The production has to recreate lots of European cities. It isn’t entirely convincing, what we get is sort of Hollywood-generic Europe rather than anything specific to Turkey, Greece, Yugoslavia, Switzerland, France. But the writers and Negulesco make every witness different, a character in his own right, along the way. They use a lot of map animations to convince us that the places are changing, and to help us understand where we are.

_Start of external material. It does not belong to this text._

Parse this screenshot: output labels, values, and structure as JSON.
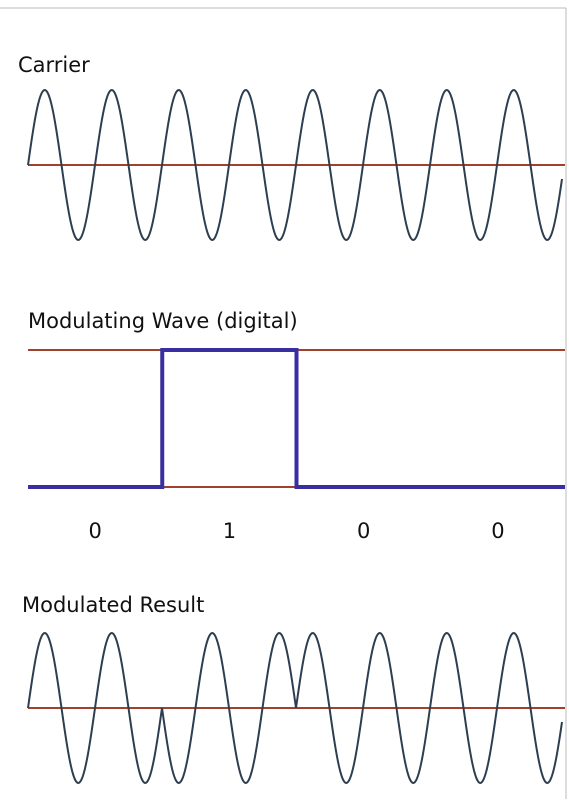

Maps are not used today; instead there is only a title superimposed on an image, say, ‘Belgrade.’ But the maps, with the animations of moving from Sofia to Geneva, really let us orient ourselves in space, and are a much more forceful and comprehensible way of indicating a big change in locale. Especially when the production doesn’t ever leave the Warners back lot or European street exteriors in Burbank.

Unfortunately for the production, Lorre is not empathetic enough, or Negulesco doesn’t treat him in a sufficiently empathetic manner. When all is said and done, we get an interesting tale that is put together like a jigsaw puzzle of flashbacks. Zachary Scott plays Dimitrios, and he is only fair – he lacks the grand flair of a true movie villain, and doesn’t exactly inspire us with awe for his brilliance or dread of his knavery.